Background: Co-trimoxazole (Co-T), an antibiotic used globally for bacterial infections and opportunistic infection prophylaxis is one of the most common causes of Stevens-Johnson syndrome/toxic epidermal necrolysis (SJS/TEN); a life-threatening CD8+ T cell-dependent HLA-class I-restricted blistering drug eruption. We aimed to elucidate the differential single-cell immunopathology of Co-T SJS/TEN in persons living with HIV (PLWH) and without HIV (PLWoH).

Method: We obtained blister fluid cells (BC) from three populations: 1) Co-T SJS/TEN PLWH, all of whom were co-infected with tuberculosis (TB) (n = 5); PLWoH (n = 6), or 3) burns patients as control (n = 6). BC were analysed by 5’ scRNA-TCR-CITE-seq with bioinformatic normalization (CellRanger v9.0), transcriptome-based clustering (Seurat v5), and TCRαβ (ClusTCR), differential (VGAS), and proportional analyses (scCODA). Affected skin from two PLWoH with paired BC were analysed by 10x Visium-HD spatial transcriptomics.

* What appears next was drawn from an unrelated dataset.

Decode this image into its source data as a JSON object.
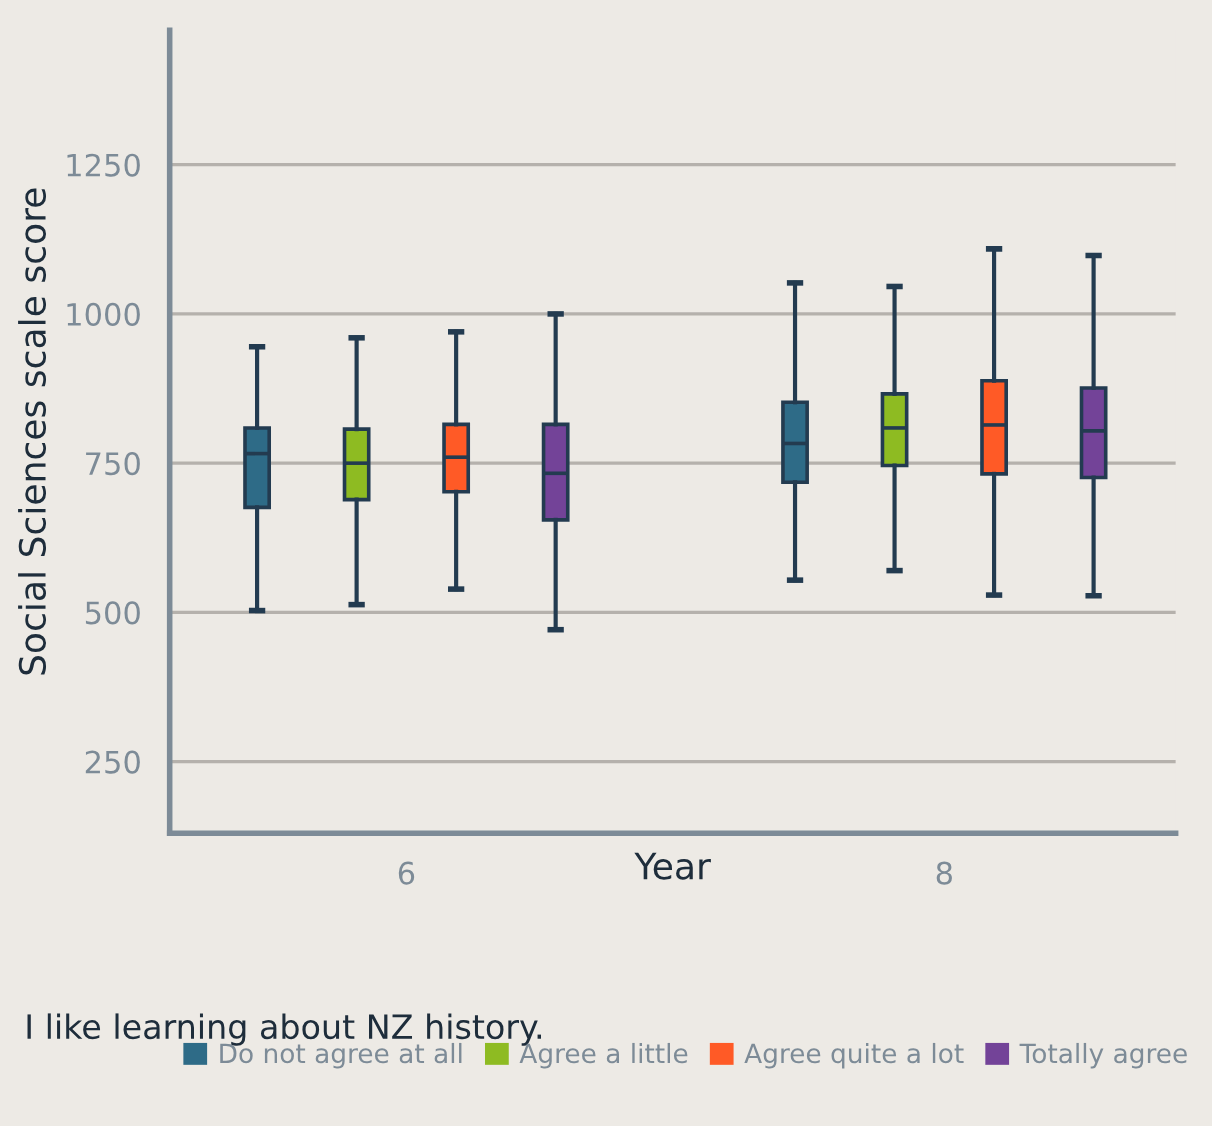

Results: Private oligoclonal TCRαβ in blister fluid across Co-T SJS/TEN patients with shared HLA-class I peptide binding specificities were expressed by the same two populations of cytotoxic (GNLY, GZMB, PRF1) and proliferative (STMN1, TUBA1B, H2AFZ) CD8+ T-cells enriched in SJS/TEN and in contact with spatially resolved keratinocytes at the epidermal junction. At late timepoints pathogenic CD8+ T-cells were reduced while M1-like (STAT1, HLA) phagocytes transitioned to M2-like (RNASE1, LIPA) signatures indicative of wound repair. In Co-T SJS/TEN PLWH compared to PLWoH, CD8+ T-cells expressed markers of inactivation (EEF1A1, BTG1, ZFP36L2) and reduced expression of cytotoxic mediators (GNLY, GZMB). PLWH were further discerned by CD1C dendritic cells differentially enriched for markers of activation (CD83, CALR, AIF1), monocytes and macrophages for markers of immune regulation (THBS1, TFGBI, VCAN, STAB1), and CD4+ T-cells for markers of cytotoxicity (GNLY, GZMA), phosphodiesterase-signalling (PDE3B, PDE7B), and immune dysregulation (TFGB1, CRIP1).

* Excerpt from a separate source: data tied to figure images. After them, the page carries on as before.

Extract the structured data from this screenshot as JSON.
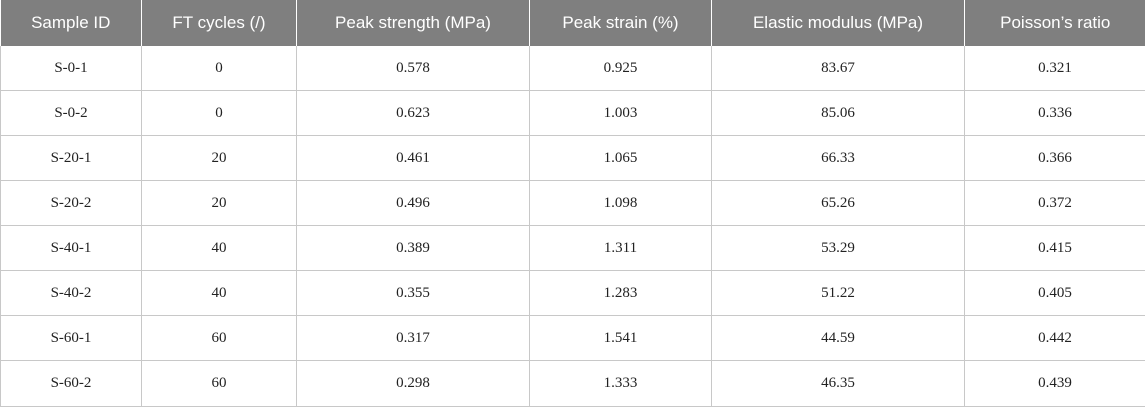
{
  "table": {
    "headers": [
      "Sample ID",
      "FT cycles (/)",
      "Peak strength (MPa)",
      "Peak strain (%)",
      "Elastic modulus (MPa)",
      "Poisson’s ratio"
    ],
    "rows": [
      [
        "S-0-1",
        "0",
        "0.578",
        "0.925",
        "83.67",
        "0.321"
      ],
      [
        "S-0-2",
        "0",
        "0.623",
        "1.003",
        "85.06",
        "0.336"
      ],
      [
        "S-20-1",
        "20",
        "0.461",
        "1.065",
        "66.33",
        "0.366"
      ],
      [
        "S-20-2",
        "20",
        "0.496",
        "1.098",
        "65.26",
        "0.372"
      ],
      [
        "S-40-1",
        "40",
        "0.389",
        "1.311",
        "53.29",
        "0.415"
      ],
      [
        "S-40-2",
        "40",
        "0.355",
        "1.283",
        "51.22",
        "0.405"
      ],
      [
        "S-60-1",
        "60",
        "0.317",
        "1.541",
        "44.59",
        "0.442"
      ],
      [
        "S-60-2",
        "60",
        "0.298",
        "1.333",
        "46.35",
        "0.439"
      ]
    ]
  },
  "colors": {
    "header_bg": "#7f7f7f",
    "header_text": "#ffffff",
    "grid_line": "#c8c8c8"
  }
}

Conclusion: We identify putative pathogenic TCR to model shared drug- and HLA-restriction and cell signatures that discern early (cytotoxic) from late (repair) disease processes and a unique cellular sub phenotype of SJS/TEN in PLWH associated with immune dysregulation. These data provide avenues toward personalised treatment approaches for patients with earlier- or later-stage disease and sub phenotypes of SJS/TEN associated with infectious co-morbidities.